Fifth is Insurgent, which continues to trail the original, Divergent. In its third weekend, Insurgent took in another $10 million, off 54% from last weekend’s $21.5 million take. Divergent earned $25.6 million in its second weekend and $13 million in its third, giving it $114 million after three weekends of release. Insurgent has pulled in $103.4 million stateside, and looks like it will finish with about $130 million, or about $20 million less than that of the original. That amount will easily be made up overseas, as Divergent tallied only $137.8 million overseas, where the sequel Insurgent already has $120 million.
The rest of the top ten is barely worth mentioning. It Follows managed a sixth place finish, and despite Radius-TWC adding another 437 theaters, the horror title could not keep pace with last weekend. The critically-acclaimed, micro-budgeted release earned $2.5 million, down 35% compared to last weekend despite the uptick in screens. The budget has been reported at $2 million (which seems high), and the film has a gross so far of $8.5 million.
Seventh goes to Woman in Gold, the new film out in limited release from The Weinstein Company. This Helen Mirren/Ryan Reynolds release earned only $2 million, but did it from only 258 venues. It picked up an okay venue average of $7,767, but its 49% fresh rating likely won’t take it much higher than that.
Eighth is Kingman: The Secret Service, which is in its eighth weekend. Kingsman earned another $1.7 million, off 43% compared to last weekend. It brought its domestic total up to $122.3 million, and its worldwide gross has crossed the $330 million mark, which means it has earned more than four times its $81 million budget worldwide.
Ninth is the faith-based drama, Do You Believe?, which is still struggling to reach $10 million despite several weekends of wide release. This weekend, the drama earned $1.5 million, dipping 35% compared to last weekend. The Pure Flix release has a take so far of $9.8 million.
Finally in tenth is The Second Best Exotic Marigold Hotel, which despite not tearing the cover off the box office, has seen some real success due to a moderate budget. This weekend, the Dev Patel starrer took in $1 million, off 53%, but brought its domestic take up to $30.1 million. Overseas, it has earned another $40 million, so this sequel that cost only $10 million to make has quietly done quite well.

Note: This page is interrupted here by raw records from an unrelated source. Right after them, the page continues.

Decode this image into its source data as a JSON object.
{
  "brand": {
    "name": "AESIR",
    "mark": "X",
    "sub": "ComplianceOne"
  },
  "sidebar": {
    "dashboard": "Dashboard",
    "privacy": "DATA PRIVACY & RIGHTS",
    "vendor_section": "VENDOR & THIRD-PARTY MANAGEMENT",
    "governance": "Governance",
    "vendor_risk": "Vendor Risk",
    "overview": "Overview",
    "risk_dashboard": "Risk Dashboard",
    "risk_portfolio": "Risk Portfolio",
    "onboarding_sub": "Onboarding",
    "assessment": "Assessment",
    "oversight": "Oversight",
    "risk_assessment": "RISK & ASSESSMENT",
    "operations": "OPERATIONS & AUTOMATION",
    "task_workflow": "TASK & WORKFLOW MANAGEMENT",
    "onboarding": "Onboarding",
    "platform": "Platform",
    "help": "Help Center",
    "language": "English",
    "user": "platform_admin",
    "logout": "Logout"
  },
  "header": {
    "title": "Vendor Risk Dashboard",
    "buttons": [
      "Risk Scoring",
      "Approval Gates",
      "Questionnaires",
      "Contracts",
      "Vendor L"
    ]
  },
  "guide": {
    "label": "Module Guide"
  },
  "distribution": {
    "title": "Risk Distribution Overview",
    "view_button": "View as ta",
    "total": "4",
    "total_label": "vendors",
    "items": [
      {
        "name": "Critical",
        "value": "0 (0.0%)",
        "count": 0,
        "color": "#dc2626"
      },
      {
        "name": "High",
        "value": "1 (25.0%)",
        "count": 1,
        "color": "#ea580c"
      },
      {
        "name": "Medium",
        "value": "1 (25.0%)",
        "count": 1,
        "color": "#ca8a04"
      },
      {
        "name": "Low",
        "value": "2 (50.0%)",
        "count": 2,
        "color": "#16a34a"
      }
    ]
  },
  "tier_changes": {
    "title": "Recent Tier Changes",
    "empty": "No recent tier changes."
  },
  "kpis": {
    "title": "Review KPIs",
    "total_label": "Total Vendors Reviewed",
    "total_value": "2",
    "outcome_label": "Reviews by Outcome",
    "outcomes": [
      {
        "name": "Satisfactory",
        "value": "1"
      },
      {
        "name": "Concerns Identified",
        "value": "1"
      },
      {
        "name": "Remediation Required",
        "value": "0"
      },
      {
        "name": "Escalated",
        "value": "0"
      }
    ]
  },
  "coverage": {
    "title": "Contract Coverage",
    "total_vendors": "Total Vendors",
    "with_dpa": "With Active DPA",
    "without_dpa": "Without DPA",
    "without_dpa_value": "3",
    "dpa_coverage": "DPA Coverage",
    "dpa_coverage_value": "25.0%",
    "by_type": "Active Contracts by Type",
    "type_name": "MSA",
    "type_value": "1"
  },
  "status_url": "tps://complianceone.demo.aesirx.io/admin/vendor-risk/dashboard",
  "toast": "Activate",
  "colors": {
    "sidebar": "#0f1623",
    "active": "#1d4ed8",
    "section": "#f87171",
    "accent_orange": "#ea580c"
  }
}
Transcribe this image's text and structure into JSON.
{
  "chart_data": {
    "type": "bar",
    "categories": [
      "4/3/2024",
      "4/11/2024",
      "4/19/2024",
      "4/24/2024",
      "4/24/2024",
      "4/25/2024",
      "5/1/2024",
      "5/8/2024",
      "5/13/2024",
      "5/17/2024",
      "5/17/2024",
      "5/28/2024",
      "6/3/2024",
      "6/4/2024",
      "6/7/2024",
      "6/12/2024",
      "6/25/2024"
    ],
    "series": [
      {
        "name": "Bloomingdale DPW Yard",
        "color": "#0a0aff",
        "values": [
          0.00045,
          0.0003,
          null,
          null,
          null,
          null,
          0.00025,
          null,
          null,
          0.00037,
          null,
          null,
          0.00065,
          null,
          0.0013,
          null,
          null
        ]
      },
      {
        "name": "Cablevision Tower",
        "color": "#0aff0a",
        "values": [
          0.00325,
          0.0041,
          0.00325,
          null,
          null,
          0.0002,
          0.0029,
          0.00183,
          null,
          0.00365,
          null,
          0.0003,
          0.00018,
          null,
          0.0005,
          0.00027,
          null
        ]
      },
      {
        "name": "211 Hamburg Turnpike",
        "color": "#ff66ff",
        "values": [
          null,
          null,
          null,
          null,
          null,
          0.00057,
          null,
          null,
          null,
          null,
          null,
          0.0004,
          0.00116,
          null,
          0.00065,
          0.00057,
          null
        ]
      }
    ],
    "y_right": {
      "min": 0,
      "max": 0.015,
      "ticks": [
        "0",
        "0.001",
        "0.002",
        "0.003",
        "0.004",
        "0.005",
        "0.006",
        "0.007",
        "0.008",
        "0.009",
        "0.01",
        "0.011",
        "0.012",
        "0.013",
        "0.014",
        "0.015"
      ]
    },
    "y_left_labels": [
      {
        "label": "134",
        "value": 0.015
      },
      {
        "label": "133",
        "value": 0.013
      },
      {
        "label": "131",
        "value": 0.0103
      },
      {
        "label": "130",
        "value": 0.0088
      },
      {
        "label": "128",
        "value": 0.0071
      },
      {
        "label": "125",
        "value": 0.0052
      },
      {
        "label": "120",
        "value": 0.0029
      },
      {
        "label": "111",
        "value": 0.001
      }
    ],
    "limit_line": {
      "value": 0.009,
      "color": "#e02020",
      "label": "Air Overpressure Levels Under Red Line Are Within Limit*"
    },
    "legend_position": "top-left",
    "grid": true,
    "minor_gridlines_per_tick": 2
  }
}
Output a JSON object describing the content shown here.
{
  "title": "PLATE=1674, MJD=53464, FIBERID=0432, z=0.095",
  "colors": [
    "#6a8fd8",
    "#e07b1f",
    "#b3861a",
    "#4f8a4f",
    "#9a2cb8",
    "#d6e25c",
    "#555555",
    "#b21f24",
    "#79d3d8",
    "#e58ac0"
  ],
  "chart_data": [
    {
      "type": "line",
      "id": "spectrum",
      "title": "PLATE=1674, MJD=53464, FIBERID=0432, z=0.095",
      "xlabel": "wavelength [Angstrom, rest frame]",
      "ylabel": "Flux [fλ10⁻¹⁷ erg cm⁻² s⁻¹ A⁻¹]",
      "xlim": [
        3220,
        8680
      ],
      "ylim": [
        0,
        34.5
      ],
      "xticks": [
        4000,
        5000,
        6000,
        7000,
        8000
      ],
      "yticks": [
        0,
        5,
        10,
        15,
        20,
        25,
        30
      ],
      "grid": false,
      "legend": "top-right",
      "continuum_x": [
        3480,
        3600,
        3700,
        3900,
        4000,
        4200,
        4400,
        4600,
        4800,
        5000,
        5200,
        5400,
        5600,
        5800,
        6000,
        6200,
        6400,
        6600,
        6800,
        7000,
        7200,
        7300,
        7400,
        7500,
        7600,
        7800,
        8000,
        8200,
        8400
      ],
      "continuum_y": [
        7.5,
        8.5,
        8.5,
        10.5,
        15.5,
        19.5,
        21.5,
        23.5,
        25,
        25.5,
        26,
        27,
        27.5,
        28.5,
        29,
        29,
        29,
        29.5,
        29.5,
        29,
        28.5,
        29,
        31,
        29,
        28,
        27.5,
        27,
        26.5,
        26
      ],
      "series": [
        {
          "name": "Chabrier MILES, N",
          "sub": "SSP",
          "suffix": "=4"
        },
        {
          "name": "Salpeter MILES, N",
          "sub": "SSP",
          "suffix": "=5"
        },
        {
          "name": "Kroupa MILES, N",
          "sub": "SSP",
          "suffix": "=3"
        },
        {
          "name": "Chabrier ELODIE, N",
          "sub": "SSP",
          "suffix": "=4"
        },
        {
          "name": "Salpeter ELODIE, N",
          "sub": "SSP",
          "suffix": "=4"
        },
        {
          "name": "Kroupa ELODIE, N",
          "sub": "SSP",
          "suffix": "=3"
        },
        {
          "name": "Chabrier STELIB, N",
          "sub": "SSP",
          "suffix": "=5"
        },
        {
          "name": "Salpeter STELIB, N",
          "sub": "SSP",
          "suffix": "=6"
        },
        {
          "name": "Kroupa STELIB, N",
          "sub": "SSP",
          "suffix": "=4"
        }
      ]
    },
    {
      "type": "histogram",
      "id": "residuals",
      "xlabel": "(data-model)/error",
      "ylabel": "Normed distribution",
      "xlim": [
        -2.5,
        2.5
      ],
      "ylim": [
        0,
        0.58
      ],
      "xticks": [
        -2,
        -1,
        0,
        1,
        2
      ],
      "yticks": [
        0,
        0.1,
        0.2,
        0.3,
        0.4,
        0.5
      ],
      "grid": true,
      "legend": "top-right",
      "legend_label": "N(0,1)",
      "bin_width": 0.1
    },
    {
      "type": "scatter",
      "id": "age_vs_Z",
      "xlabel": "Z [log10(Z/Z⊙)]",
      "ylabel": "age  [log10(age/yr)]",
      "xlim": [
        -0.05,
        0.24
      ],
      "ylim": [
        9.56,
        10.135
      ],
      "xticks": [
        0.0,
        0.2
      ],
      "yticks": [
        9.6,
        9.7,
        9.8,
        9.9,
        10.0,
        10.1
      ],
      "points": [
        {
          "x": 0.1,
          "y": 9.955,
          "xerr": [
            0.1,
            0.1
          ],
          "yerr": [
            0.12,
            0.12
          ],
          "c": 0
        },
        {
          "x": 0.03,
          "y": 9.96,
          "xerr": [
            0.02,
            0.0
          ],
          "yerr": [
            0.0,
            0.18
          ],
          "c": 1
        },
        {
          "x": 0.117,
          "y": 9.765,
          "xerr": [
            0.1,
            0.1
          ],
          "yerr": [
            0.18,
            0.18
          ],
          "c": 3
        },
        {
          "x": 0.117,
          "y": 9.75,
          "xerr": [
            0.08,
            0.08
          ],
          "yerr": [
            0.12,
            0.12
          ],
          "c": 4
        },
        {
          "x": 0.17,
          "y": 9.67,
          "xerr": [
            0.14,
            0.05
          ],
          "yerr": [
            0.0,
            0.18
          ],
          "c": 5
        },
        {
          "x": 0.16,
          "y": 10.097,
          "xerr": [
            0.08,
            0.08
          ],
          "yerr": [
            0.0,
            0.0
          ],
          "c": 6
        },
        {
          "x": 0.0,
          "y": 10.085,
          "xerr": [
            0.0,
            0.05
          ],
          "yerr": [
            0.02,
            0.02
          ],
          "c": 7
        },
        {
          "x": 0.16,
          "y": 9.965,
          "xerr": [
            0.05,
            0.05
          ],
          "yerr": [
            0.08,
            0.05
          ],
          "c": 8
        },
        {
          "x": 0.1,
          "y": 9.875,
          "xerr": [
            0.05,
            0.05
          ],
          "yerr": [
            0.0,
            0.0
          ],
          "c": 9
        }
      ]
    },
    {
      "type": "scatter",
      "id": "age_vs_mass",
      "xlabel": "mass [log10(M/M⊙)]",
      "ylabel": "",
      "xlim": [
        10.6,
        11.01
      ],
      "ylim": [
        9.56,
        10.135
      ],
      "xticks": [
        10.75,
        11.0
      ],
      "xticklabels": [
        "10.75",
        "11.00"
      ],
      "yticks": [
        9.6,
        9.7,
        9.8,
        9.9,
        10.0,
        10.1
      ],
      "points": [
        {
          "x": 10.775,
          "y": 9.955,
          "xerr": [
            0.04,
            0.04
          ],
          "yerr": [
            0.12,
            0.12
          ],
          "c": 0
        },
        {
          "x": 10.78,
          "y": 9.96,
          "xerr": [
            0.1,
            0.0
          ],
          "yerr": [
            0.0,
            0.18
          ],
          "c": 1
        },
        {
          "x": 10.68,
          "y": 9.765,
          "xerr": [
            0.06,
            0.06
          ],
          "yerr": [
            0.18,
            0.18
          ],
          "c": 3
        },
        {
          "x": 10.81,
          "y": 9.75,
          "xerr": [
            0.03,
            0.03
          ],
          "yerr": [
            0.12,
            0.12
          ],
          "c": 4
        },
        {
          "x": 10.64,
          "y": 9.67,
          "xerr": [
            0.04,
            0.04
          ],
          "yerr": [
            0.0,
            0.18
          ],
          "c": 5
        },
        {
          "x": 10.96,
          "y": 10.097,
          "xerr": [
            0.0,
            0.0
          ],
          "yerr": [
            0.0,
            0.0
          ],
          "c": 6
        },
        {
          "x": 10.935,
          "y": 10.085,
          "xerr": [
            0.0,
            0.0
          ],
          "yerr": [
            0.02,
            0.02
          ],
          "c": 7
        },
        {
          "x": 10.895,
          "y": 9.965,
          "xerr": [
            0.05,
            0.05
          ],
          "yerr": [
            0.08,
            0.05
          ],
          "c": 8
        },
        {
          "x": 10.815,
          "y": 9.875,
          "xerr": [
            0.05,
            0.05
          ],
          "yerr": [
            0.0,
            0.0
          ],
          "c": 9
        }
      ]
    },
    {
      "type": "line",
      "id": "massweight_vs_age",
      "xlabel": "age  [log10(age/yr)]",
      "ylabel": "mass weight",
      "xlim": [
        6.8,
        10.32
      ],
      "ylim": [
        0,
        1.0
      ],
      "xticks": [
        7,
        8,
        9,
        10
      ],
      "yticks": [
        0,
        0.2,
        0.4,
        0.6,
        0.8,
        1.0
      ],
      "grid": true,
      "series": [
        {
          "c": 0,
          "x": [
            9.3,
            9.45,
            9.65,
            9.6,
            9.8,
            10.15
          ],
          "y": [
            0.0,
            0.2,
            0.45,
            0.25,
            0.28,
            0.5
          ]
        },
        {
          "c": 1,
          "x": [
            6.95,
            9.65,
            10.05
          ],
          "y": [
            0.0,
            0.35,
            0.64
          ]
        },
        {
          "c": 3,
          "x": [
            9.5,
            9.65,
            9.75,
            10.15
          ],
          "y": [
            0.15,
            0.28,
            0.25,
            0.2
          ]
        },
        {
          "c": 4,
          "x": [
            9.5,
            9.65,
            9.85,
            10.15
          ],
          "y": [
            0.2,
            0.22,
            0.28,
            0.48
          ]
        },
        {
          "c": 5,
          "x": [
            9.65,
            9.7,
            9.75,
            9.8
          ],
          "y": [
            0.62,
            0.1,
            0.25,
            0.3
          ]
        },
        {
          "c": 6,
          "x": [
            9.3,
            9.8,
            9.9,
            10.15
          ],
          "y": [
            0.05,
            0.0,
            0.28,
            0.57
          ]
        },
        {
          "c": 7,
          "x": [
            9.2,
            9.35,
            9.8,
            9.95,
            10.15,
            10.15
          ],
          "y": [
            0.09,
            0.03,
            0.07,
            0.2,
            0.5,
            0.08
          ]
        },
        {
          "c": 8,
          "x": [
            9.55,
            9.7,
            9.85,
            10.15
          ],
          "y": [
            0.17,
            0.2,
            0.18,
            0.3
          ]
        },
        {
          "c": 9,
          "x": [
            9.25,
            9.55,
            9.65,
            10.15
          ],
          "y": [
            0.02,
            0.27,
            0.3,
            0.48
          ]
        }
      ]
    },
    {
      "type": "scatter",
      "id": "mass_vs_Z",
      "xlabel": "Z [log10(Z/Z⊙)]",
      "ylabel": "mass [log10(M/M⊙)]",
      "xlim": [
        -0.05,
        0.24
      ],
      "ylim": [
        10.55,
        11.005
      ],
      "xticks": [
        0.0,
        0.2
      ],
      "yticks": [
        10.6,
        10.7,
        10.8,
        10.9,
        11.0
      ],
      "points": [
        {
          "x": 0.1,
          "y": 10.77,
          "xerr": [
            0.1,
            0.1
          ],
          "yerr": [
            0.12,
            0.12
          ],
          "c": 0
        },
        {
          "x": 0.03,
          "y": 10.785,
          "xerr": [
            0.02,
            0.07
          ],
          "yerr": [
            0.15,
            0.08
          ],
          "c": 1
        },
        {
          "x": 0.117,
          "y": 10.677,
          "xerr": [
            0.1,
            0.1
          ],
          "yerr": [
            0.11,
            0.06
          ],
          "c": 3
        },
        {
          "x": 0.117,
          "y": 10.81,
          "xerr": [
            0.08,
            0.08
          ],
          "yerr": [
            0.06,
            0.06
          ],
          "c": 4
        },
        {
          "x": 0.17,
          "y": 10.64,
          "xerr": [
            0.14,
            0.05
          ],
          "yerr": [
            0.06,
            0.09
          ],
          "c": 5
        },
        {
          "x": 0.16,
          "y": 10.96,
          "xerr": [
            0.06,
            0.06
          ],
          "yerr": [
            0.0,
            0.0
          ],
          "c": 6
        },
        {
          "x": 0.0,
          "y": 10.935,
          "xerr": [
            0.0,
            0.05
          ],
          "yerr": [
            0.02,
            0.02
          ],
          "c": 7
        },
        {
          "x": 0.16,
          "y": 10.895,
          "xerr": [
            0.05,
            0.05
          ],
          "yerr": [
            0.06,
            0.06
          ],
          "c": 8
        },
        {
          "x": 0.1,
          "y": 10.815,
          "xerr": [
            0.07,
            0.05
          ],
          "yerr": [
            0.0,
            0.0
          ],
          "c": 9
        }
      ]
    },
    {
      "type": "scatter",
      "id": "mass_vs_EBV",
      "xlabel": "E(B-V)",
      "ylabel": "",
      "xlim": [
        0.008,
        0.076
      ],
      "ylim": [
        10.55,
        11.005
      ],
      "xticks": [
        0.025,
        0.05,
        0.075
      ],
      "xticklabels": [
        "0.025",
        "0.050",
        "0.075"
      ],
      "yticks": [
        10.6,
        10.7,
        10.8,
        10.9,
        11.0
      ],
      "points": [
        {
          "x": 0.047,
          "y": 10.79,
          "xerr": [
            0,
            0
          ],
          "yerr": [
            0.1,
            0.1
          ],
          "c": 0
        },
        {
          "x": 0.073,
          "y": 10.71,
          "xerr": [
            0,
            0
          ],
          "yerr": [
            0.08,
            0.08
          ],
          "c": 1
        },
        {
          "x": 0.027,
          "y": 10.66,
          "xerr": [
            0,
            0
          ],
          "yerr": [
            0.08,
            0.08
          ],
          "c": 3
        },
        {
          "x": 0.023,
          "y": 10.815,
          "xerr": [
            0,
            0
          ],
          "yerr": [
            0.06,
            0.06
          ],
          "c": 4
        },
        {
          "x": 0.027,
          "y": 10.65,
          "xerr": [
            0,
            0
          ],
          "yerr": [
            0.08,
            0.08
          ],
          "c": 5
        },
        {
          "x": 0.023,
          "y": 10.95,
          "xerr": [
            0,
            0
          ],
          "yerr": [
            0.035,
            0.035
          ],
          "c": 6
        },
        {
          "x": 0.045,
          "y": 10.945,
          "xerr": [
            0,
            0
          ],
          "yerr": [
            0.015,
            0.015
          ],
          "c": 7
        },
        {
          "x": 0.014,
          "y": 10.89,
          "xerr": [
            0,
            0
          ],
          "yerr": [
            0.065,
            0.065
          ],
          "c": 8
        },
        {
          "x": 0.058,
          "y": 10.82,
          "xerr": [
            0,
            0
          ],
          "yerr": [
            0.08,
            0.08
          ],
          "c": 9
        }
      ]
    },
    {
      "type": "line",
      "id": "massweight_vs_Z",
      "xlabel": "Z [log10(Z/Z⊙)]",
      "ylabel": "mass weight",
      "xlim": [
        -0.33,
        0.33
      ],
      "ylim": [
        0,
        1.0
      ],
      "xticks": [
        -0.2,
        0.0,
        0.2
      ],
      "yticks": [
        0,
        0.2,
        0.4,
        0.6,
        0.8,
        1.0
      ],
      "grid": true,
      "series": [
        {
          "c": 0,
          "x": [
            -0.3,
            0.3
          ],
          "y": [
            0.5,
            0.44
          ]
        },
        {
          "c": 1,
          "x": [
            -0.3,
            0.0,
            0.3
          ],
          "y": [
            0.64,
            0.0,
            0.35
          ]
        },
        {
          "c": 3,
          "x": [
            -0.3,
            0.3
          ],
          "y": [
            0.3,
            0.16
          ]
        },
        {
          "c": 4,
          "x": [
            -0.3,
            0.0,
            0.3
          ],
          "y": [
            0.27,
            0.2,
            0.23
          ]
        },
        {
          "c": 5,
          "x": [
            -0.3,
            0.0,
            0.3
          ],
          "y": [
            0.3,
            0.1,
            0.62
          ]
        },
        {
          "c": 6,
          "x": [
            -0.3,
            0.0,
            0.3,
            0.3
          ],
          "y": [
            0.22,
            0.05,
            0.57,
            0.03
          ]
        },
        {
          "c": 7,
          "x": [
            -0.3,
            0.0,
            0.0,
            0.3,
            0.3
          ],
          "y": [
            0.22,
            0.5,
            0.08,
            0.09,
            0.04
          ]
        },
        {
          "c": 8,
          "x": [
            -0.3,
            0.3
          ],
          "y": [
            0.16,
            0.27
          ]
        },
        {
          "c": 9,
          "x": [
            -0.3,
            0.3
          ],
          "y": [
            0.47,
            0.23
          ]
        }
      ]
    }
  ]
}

Overall, thanks to the bruising dominance of Furious 7 and some impressive holdovers, the top 12 joins the top ten biggest top 12’s of all time. The top 12 earned $214.2 million. A year ago, when Captain America: The Winter Soldier opened to $95 million, the top 12 earned $158.9 million. Next weekend, the only opener is The Longest Ride, and as it is a Nicolas Sparks’ adaption, is likely not very good.